Dans un article intitulé Edge Effect : The Design Challenge of the Pervasive Interface (2000), le directeur du Netherlands Design Institute, John Thackara, posait une

question concernant le design de jeux vidéo qui aujourd’hui, comme démontré dans le premier chapitre de ce mémoire, n’a donné que des esquisses de réponses : « In tile words of Bruce Sterling, ”you will look at the garden, and the garden will look at you". How do you design that? Industry would like to know. » (Thackara, 2000, p. 199) Cette question, toujours pertinente pour le design, introduit celle de la mise en place du joueur puisque c’est en se tournant vers ce dernier, en reconnaissant d’abord sa présence que l’on peut enclencher le dialogue et ainsi le positionner dans l’expérience de jeu. Cette situation de reconnaissance mutuelle et de dialogue entre l’image et celui qui la regarde est au cœur de la réflexion de Wolfgang Kemp :

[…] the work of art and the beholder come together under mutually imbricated spatial and

temporal conditions. Apart, these conditions are not clinically pure and isolatable units. Although their coming together may be ill-starred, a mutual recognition of each other is assured. In the same way that the beholder approaches the work of art, the work of art approaches him, responding to and recognizing the activity of his perception. […] This recognition, in other words, is the most felicitous pointer to the most important premise of reception aesthetics: namely, that the function of beholding has already been incorporated into the work itself. (Kemp, 1998, p. 181)
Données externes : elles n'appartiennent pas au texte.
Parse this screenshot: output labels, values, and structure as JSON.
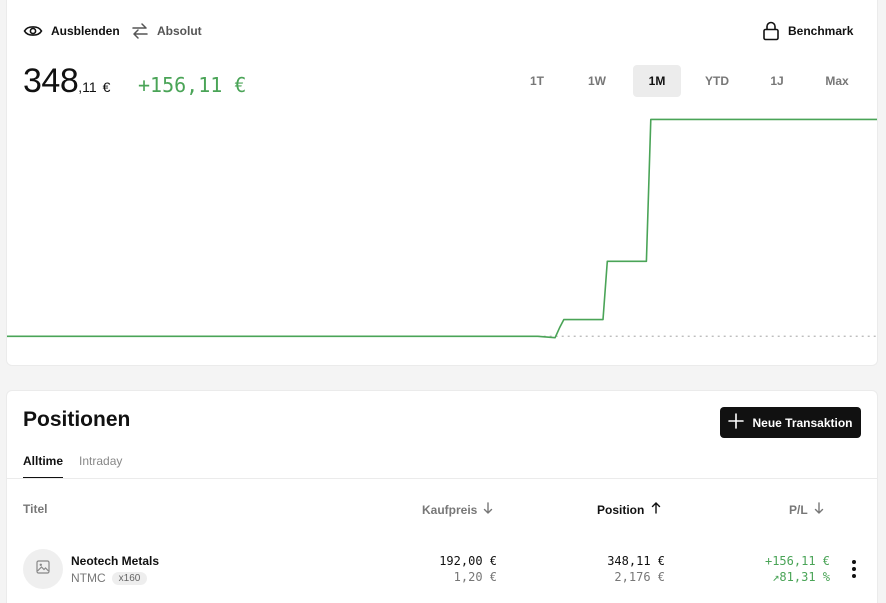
{
  "toolbar": {
    "hide_label": "Ausblenden",
    "absolute_label": "Absolut",
    "benchmark_label": "Benchmark"
  },
  "portfolio": {
    "value_int": "348",
    "value_dec": ",11",
    "currency": "€",
    "change": "+156,11 €"
  },
  "ranges": [
    {
      "label": "1T",
      "active": false
    },
    {
      "label": "1W",
      "active": false
    },
    {
      "label": "1M",
      "active": true
    },
    {
      "label": "YTD",
      "active": false
    },
    {
      "label": "1J",
      "active": false
    },
    {
      "label": "Max",
      "active": false
    }
  ],
  "colors": {
    "positive": "#4aa457",
    "accent_dark": "#111111"
  },
  "chart_data": {
    "type": "line",
    "x": [
      0,
      0.61,
      0.63,
      0.635,
      0.64,
      0.685,
      0.69,
      0.735,
      0.74,
      1.0
    ],
    "series": [
      {
        "values": [
          192.0,
          192.0,
          191.0,
          198.0,
          204.0,
          204.0,
          246.0,
          246.0,
          348.11,
          348.11
        ]
      }
    ],
    "baseline": 192.0,
    "ylim": [
      185,
      352
    ],
    "grid": false
  },
  "positions": {
    "title": "Positionen",
    "new_transaction_label": "Neue Transaktion",
    "tabs": [
      {
        "label": "Alltime",
        "active": true
      },
      {
        "label": "Intraday",
        "active": false
      }
    ],
    "columns": {
      "title": "Titel",
      "purchase": "Kaufpreis",
      "position": "Position",
      "pl": "P/L"
    },
    "rows": [
      {
        "name": "Neotech Metals",
        "ticker": "NTMC",
        "quantity": "x160",
        "purchase_total": "192,00 €",
        "purchase_unit": "1,20 €",
        "position_total": "348,11 €",
        "position_unit": "2,176 €",
        "pl_abs": "+156,11 €",
        "pl_pct": "↗81,31 %"
      }
    ]
  }
}
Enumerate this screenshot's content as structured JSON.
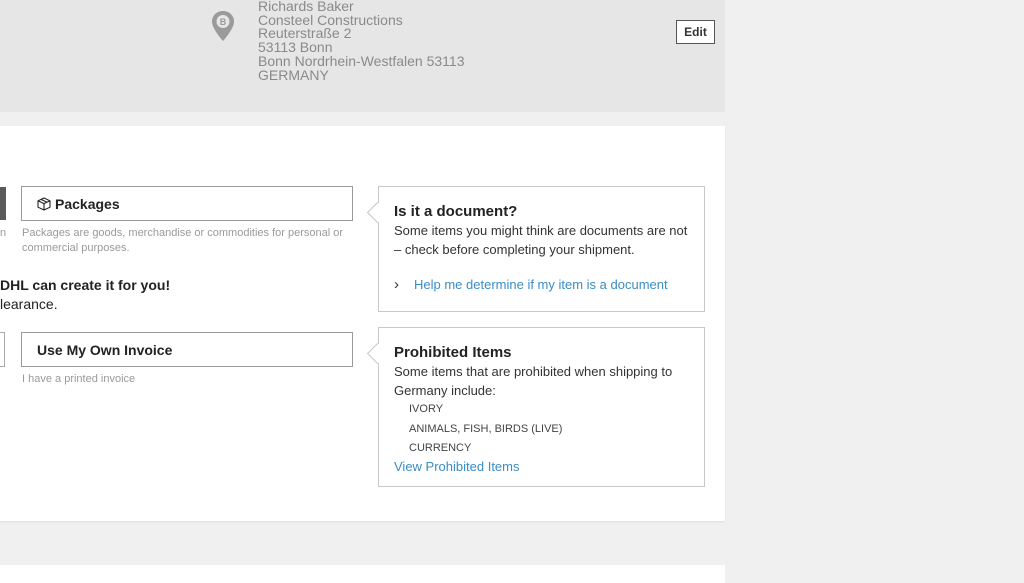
{
  "address": {
    "lines": [
      "Richards Baker",
      "Consteel Constructions",
      "Reuterstraße 2",
      "53113 Bonn",
      "Bonn Nordrhein-Westfalen 53113",
      "GERMANY"
    ],
    "pin_letter": "B",
    "edit_label": "Edit"
  },
  "shipment_type": {
    "partial_text": "n",
    "packages_label": "Packages",
    "packages_desc": "Packages are goods, merchandise or commodities for personal or commercial purposes."
  },
  "invoice": {
    "note_line1": "DHL can create it for you!",
    "note_line2": "learance.",
    "own_invoice_label": "Use My Own Invoice",
    "own_invoice_desc": "I have a printed invoice"
  },
  "document_info": {
    "title": "Is it a document?",
    "text": "Some items you might think are documents are not – check before completing your shipment.",
    "link_chevron": "›",
    "link": "Help me determine if my item is a document"
  },
  "prohibited": {
    "title": "Prohibited Items",
    "text": "Some items that are prohibited when shipping to Germany include:",
    "items": [
      "IVORY",
      "ANIMALS, FISH, BIRDS (LIVE)",
      "CURRENCY"
    ],
    "link": "View Prohibited Items"
  },
  "icons": {
    "pin": "map-pin-icon",
    "package": "package-box-icon",
    "chevron": "chevron-right-icon"
  },
  "colors": {
    "link": "#3a8dc5",
    "panel": "#e6e6e6",
    "page": "#f0f0f0"
  }
}
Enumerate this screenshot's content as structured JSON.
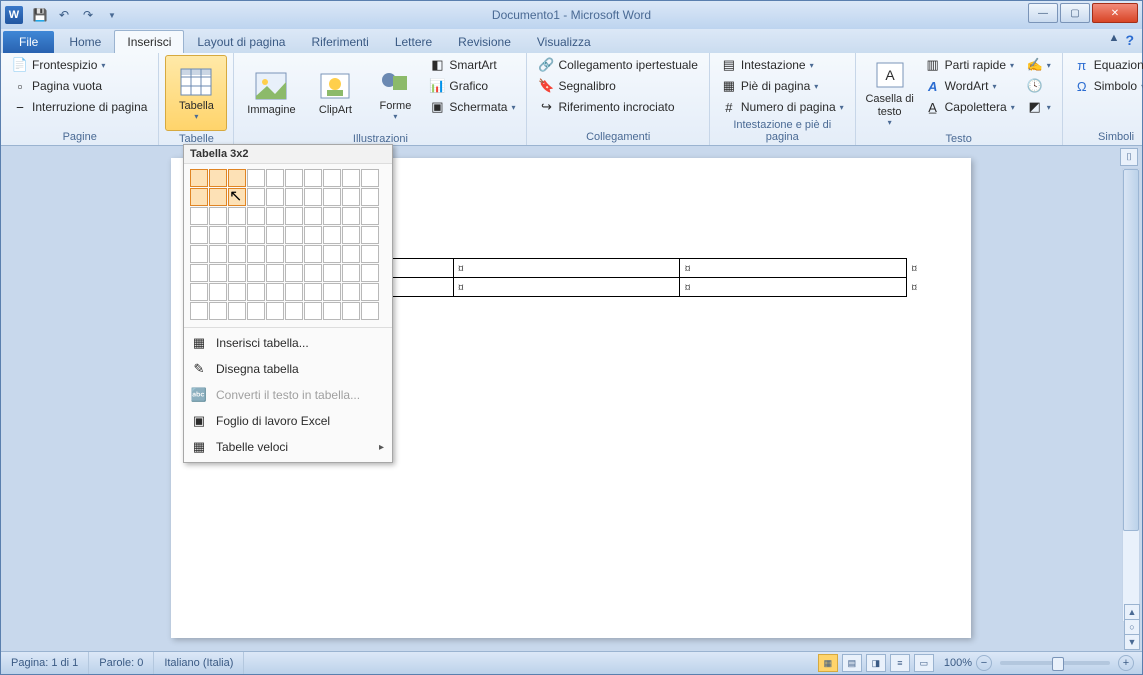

Pour décrire ce qui, dans une œuvre ou une représentation imagée, peut amener le spectateur à se sentir présent, car vu, approché et dirigé dans l’expérience, la tâche de l’analyste consiste, selon Kemp (1998), à décrire l’articulation entre le « voir » et l’« être vu ». Elle commence « at the point of intersection between " context " and " text ": at the point, that is, where the inner workings of the work of art initiate a dialogue both with its surroundings and its beholders » (Kemp, 1998, p. 186). La limite entre le texte et le contexte trace d’un même temps les limites entre le dedans et le devant de la représentation, entre l’ici et l’ailleurs. C’est en les décrivant que l’analyste de l’œuvre picturale peut reconstituer la place du spectateur – et que designer de jeu conçoit la place du joueur. En abordant les repères méthodologiques de Kemp, notre objectif est d’approfondir la question de la place du joueur, et ce, en tenant compte de ce que les critiques du cercle magique ont considéré comme étant problématique, c’est-à-dire le fait qu’il ne permet pas de rendre compte de la dialectique entre le dedans et le devant de la représentation vidéoludique.